64 years old female patient with history of asthma, alopecia universalis and gout presented for evaluation of recurrent episodes of AKI. She reports around five episodes of AKI over 5 years. She required dialysis and steroids in two occasions with complete kidney recovery. Her symptoms start with nausea, vomiting and flank pain followed by gross hematuria. Past work up was notable for thrombocytopenia, elevated D-dimer and AKI. Kidney biopsies obtained in 2016 and 2019 revealed acute tubular injury without signs of thrombotic microangiopathy (TMA). During her most recent episode, she presented with similar symptoms. Labs showed Hgb 10.9 g/dl, platelet 78.1 K/uL (150 - 400), D dimer >35,200 ng/ml (< 500), creatinine of 4.9 mg/dl (0.6 - 1), LDH of 3417 U/L (135 - 214), haptoglobin < 10mg/dl (31 - 238), plasminogen Assay 52% (69 - 137), plasminogen antigen 6.2 mg/dl (7.5 -15.5), schistocytes on peripheral smear, norma ADAMT-13 and unrevealing bone marrow. Genetic testing showed a variant in MCP/CD46 gene and a variant in plasminogen. She was treated with steroids, fresh frozen plasma and IVIG for 3 days, and discharged on tapered dose steroids for a month. On subsequent follow up, her kidney recovered within a month.

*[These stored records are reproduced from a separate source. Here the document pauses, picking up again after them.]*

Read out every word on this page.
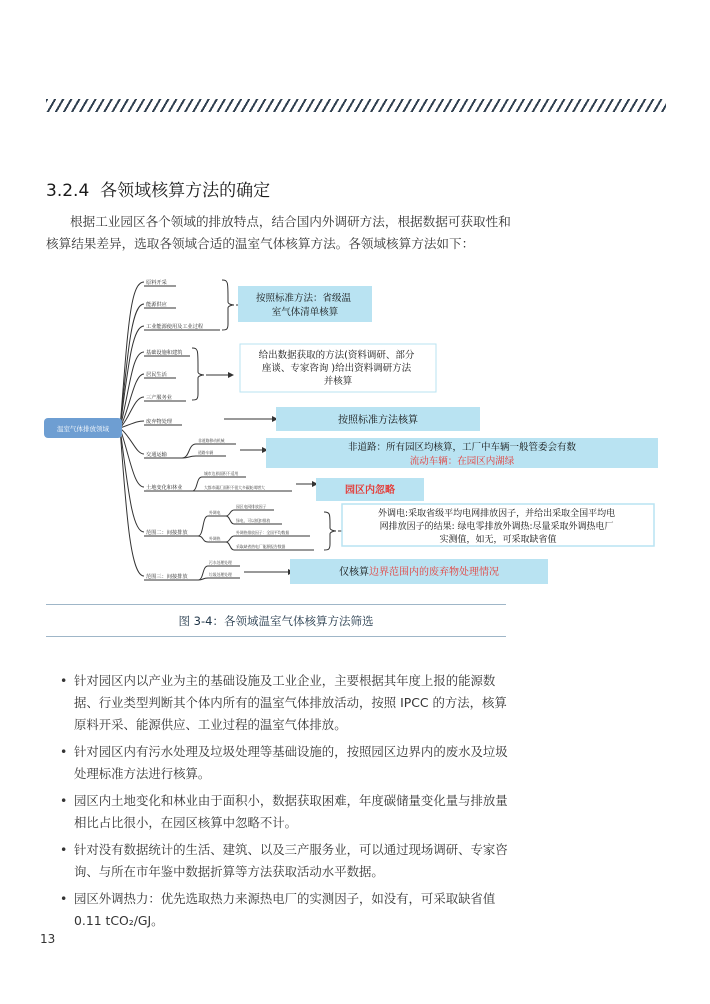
3.2.4 各领域核算方法的确定

根据工业园区各个领域的排放特点，结合国内外调研方法，根据数据可获取性和核算结果差异，选取各领域合适的温室气体核算方法。各领域核算方法如下：

温室气体排放领域
原料开采
能源供应
工业能源使用及工业过程
基础设施和建筑
居民生活
三产服务业
废弃物处理
交通运输
土地变化和林业
范围二：间接排放
范围三：间接排放
非道路移动机械
道路车辆
城市边界面积不适用
大都市碳汇面积不很大多碳耗竭增大
外调电
外调热
园区电网排放因子
绿电，可以抵扣排放
外调热排放因子：全国平均数据
采取缺省热电厂能源报告数据
污水处理处理
垃圾处理处理
按照标准方法：省级温 室气体清单核算
给出数据获取的方法(资料调研、部分 座谈、专家咨询 )给出资料调研方法 并核算
按照标准方法核算
非道路：所有园区均核算，工厂中车辆一般管委会有数
流动车辆：在园区内湖绿
园区内忽略
外调电:采取省级平均电网排放因子，并给出采取全国平均电 网排放因子的结果: 绿电零排放外调热:尽量采取外调热电厂 实测值，如无，可采取缺省值
仅核算边界范围内的废弃物处理情况
图 3-4：各领域温室气体核算方法筛选
• 针对园区内以产业为主的基础设施及工业企业，主要根据其年度上报的能源数据、行业类型判断其个体内所有的温室气体排放活动，按照 IPCC 的方法，核算原料开采、能源供应、工业过程的温室气体排放。
• 针对园区内有污水处理及垃圾处理等基础设施的，按照园区边界内的废水及垃圾处理标准方法进行核算。
• 园区内土地变化和林业由于面积小，数据获取困难，年度碳储量变化量与排放量相比占比很小，在园区核算中忽略不计。
• 针对没有数据统计的生活、建筑、以及三产服务业，可以通过现场调研、专家咨询、与所在市年鉴中数据折算等方法获取活动水平数据。
• 园区外调热力：优先选取热力来源热电厂的实测因子，如没有，可采取缺省值 0.11 tCO₂/GJ。
13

The exact interplay between individual coagulation factors and complement system is not well understood. Plasmin has been shown to have some inhibitory role on complement mediated hemolysis. Pathogenic variants of the coagulation proteins such as plasminogen is found to play a role in CM-TMA such as atypical hemolytic uremic syndrome. In this case, plasminogen deficiency is likely contributing to TMA from MCP/CD46 mutation warranting further studies for better understating.